Notice periods will vary according to the individual terms and conditions of the employment contract of each of your staff, and their length of service.
Employees are entitled to the greater of their contractual and statutory notice period entitlement.
The length of service taken into account when calculating a statutory notice period is capped at 12 years.
So, if a staff member has been employed for less than one month, they will not be entitled to a statutory notice period.
If a staff member has been employed for one month to two years, they are entitled to a minimum of one week’s notice.
If a staff member has been employed for two years to 12 years, they are entitled to a minimum of two weeks’ notice plus an extra week for each additional year of continuous employment, up to a maximum of 12 weeks.
If a staff member has been employed for 12 years or more, they are entitled to a minimum of 12 weeks’ notice.
If a staff member’s contractual notice period is more than above, their contractual notice period applies.
Although it is up to you as the employer to decide at the point at which to give your staff notice of redundancy, IPSA expects you will do so at a point that allows you to wind up your affairs effectively, and also minimise the cost to the taxpayer of PILON.
It is expected that you would give your staff members notice of redundancy as soon as practically possible if they are not required to work during the winding-up period.

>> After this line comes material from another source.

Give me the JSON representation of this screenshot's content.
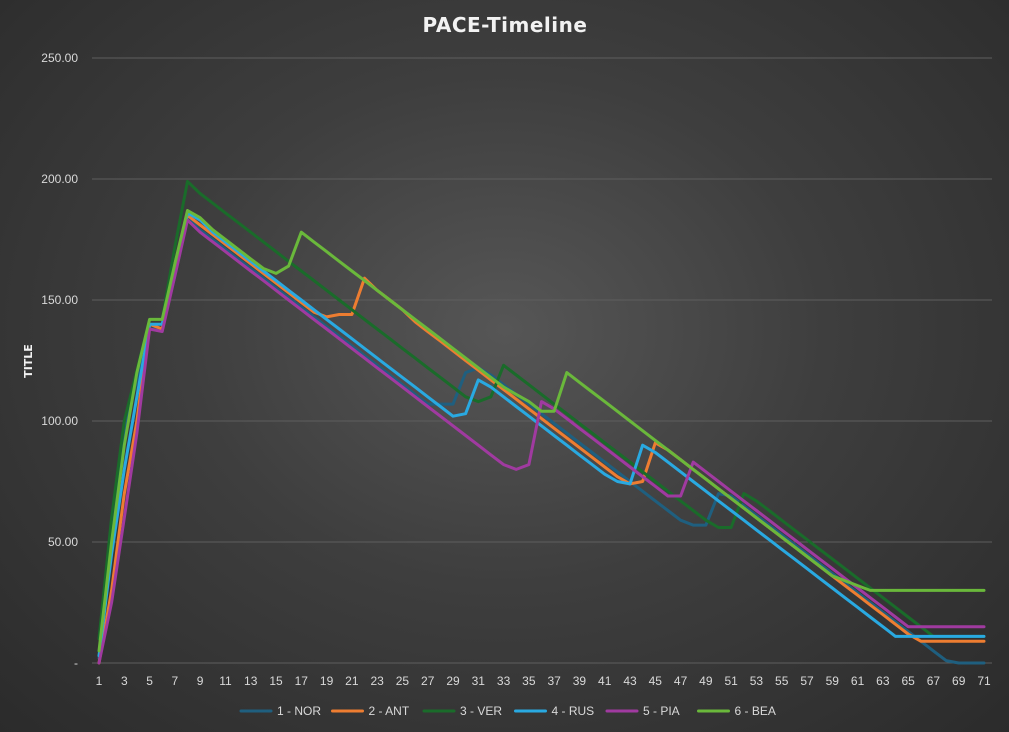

Please do not delay notice of redundancy in situations where your staff are genuinely not required.
During the 2019 General Election, approximately 78.6% of PILON payments may have been avoidable due to the late issuance of notice to staff members.
The full report can be found in the report Audit, Risk & Assurance: 2019 General Election.

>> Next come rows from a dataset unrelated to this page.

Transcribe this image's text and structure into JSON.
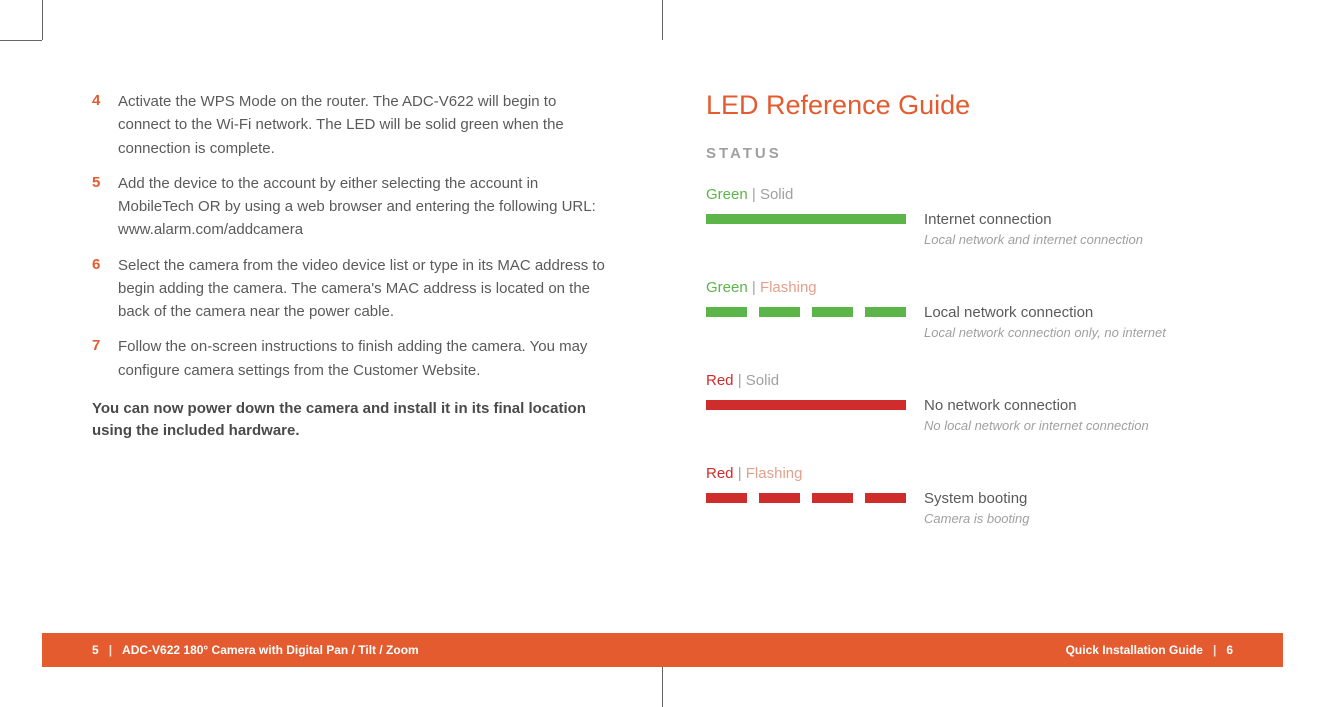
{
  "colors": {
    "accent_orange": "#e35b2f",
    "green": "#5cb548",
    "red": "#cf2c2c",
    "text_body": "#5a5a5a",
    "text_muted": "#a0a0a0",
    "flashing_label": "#e3a08c",
    "background": "#ffffff"
  },
  "left": {
    "steps": [
      {
        "n": "4",
        "text": "Activate the WPS Mode on the router. The ADC-V622 will begin to connect to the Wi-Fi network. The LED will be solid green when the connection is complete."
      },
      {
        "n": "5",
        "text": "Add the device to the account by either selecting the account in MobileTech OR by using a web browser and entering the following URL: www.alarm.com/addcamera"
      },
      {
        "n": "6",
        "text": "Select the camera from the video device list or type in its MAC address to begin adding the camera. The camera's MAC address is located on the back of the camera near the power cable."
      },
      {
        "n": "7",
        "text": "Follow the on-screen instructions to finish adding the camera. You may configure camera settings from the Customer Website."
      }
    ],
    "conclusion": "You can now power down the camera and install it in its final location using the included hardware."
  },
  "right": {
    "title": "LED Reference Guide",
    "status_label": "STATUS",
    "entries": [
      {
        "color_name": "Green",
        "color_class": "led-color-green",
        "state": "Solid",
        "state_class": "led-state",
        "bar_type": "solid",
        "bar_color": "bar-green",
        "title": "Internet connection",
        "sub": "Local network and internet connection"
      },
      {
        "color_name": "Green",
        "color_class": "led-color-green",
        "state": "Flashing",
        "state_class": "led-state-flashing",
        "bar_type": "flashing",
        "bar_color": "bar-green",
        "title": "Local network connection",
        "sub": "Local network connection only, no internet"
      },
      {
        "color_name": "Red",
        "color_class": "led-color-red",
        "state": "Solid",
        "state_class": "led-state",
        "bar_type": "solid",
        "bar_color": "bar-red",
        "title": "No network connection",
        "sub": "No local network or internet connection"
      },
      {
        "color_name": "Red",
        "color_class": "led-color-red",
        "state": "Flashing",
        "state_class": "led-state-flashing",
        "bar_type": "flashing",
        "bar_color": "bar-red",
        "title": "System booting",
        "sub": "Camera is booting"
      }
    ]
  },
  "footer": {
    "left_page": "5",
    "left_title": "ADC-V622 180° Camera with Digital Pan / Tilt / Zoom",
    "right_title": "Quick Installation Guide",
    "right_page": "6",
    "sep": "|"
  }
}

At the next General Election, IPSA will not fund PILON costs for staff members where the notice period falls outside of the winding-up period.
This is because the winding-up period will be increased to four months and all staff members will be able to work out their notice period in that time if required.
PILON may still be claimable for staff members who are not required to work during the winding-up period.
If serving notice is delayed and PILON costs are incurred beyond the end of the four-month winding-up period, as the employer MPs are personally liable for such costs and they cannot be claimed from IPSA.
PILON costs as a result of the election and payable within the four-month winding-up period will automatically come from the Contingency Budget. If the staff member is off on long-term sick, the PILON is paid at their full pay rate and will come from the Absence Budget.